Hal tersebut tersampaikan Kepala Seksi Penerangan Hukum (Kasi Penkum) Kejati Lampung, Ricky Ramadhan. Kemudian ia membenarkan adanya pemeriksaan tersebut. Ia menyebut politisi senior itu mulai memberikan keterangan kepada penyidik sekira pukul 16.30 WIB.
“Yang bersangkutan sedang diperiksa hari ini.” ujarnya, Rabu, 7 Januari 2026.
Patuh Hukum
Sementara itu, Zulkifli Anwar yang juga anggota DPR RI itu rampung pemeriksaan dan meninggalkan Kejati Lampung sekitar pukul 19.00 WIB. Ia menyebut kedatangannya kepada Kejati Lampung merupakan bentuk kepatuhan sebagai warga negara terhadap proses hukum.

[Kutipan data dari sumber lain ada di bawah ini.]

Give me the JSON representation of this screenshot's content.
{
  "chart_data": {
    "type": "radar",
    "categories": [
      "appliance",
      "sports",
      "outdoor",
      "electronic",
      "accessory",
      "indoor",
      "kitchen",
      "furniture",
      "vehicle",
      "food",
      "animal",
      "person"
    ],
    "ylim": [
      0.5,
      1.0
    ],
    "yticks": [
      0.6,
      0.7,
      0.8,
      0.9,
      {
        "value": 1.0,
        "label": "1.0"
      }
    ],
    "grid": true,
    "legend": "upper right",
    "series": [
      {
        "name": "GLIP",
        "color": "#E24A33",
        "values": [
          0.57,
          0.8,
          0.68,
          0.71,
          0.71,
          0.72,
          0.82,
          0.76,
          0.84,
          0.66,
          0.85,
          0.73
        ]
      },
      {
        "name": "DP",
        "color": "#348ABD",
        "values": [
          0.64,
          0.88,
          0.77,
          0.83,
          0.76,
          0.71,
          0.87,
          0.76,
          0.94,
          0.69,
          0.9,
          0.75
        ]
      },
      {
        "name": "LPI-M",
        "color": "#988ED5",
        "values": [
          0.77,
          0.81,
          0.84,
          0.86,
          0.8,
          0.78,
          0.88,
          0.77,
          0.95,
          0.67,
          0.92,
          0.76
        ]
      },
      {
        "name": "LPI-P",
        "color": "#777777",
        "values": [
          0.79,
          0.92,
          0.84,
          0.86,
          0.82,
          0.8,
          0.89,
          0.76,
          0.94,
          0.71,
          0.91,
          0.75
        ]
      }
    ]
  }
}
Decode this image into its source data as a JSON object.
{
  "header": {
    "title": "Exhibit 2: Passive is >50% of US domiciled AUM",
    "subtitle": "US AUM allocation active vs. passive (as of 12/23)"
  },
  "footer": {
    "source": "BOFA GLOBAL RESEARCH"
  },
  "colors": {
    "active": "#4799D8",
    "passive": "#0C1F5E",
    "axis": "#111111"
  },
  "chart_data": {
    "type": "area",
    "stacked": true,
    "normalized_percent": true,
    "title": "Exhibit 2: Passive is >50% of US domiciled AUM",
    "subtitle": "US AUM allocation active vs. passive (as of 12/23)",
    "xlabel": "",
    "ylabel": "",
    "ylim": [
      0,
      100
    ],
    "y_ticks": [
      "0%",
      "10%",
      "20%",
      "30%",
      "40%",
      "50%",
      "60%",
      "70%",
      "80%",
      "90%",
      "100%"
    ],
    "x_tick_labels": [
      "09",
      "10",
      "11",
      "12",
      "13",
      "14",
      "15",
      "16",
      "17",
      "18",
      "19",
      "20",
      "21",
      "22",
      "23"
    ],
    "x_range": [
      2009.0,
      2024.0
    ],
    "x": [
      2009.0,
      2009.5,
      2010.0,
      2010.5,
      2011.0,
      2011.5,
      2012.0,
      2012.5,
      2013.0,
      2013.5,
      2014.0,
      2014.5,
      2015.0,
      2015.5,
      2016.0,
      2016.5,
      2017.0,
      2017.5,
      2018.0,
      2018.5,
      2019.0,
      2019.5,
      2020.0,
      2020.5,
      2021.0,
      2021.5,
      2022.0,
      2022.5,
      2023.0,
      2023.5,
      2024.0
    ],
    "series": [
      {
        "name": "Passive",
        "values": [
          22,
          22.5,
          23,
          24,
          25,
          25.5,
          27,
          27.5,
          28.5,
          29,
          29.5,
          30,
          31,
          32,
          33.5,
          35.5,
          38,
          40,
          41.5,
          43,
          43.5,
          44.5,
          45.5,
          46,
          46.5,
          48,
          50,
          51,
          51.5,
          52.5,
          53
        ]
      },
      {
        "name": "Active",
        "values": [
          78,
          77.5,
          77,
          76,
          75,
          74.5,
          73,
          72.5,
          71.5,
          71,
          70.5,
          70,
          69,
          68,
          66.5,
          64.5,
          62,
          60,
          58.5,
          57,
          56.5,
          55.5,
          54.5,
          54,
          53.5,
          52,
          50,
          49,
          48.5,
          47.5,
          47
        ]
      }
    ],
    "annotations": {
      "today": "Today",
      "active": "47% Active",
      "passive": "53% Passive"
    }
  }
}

Kemudian ia mengaku telah membeberkan apa yang ketahuan terkait proyek SPAM tersebut kepada penyidik. “Pemeriksaan hari ini merupakan yang kedua. Saya telah memberikan keterangan sesuai dengan apa yang saya ketahui terkait perkara SPAM,” ujar Zulkifli.
Selanjutnya mengenai substansi materi, Zulkifli enggan merinci jumlah pertanyaan yang terajukan penyidik. Ia juga menegaskan tidak ada dokumen tambahan yang terserahkan dalam agenda pemeriksaan kali ini.
“Saya tidak menghitung secara rinci (pertanyaan), namun cukup banyak dan berjalan dengan baik. Untuk hal-hal teknis dan materi pemeriksaan, sepenuhnya menjadi kewenangan penyidik,” katanya.
Para Tersangka
Kemudian dalam perkara ini, beberapa orang telah tertetapkan sebagai tersangka yakni Dendi Ramadhona, mantan Bupati Pesawaran. Lalu mantan Kadis PUPR Pesawaran Zainal Fikri. Selanjutnya tiga orang rekanan yang meminjam perusahaan, yakni Syahril, Sahril, Adal. Dari total anggaran Rp. 8,2 miliar, terdapat kerugian negara sekitar Rp. 7 miliar.
Kemudian, Kejati Lampung juga membidik dugaan tindak pidana pencucian uang yang dugaannya Dendi lakukan. Sementara Kejati Lampung menyita sejumlah aset, pada 10 Desember 2025.
Aset tersebut terdominasi dari milik tersangka, Dendi Ramadhona, mantan Bupati Pesawaran. Dan sisanya dari tersangka lainnya yakni Kadis PUPR Pesawaran Zainal Fikri. Kemudian tiga orang rekanan yang meminjam perusahaan, yakni Syahril, Sahril, Adal.
Adapun aset yang tersita yakni, 4 unit sepeda motor, termasuk jenis Harley Davidson, dan 4 mobil. Uang tunai Rp. 2,27 miliar, dan 27 lembar uang pecahan 100 dolar amerika. Kemudian, 40 buah tas mewah.
Kemudian 26 sertifikat hak milik (SHM) berupa Tanah dan Bangunan (Modus Nominee). Ini yang secara de jure terdaftar atas nama pihak lain, namun secara de facto terkuasai oleh tersangka.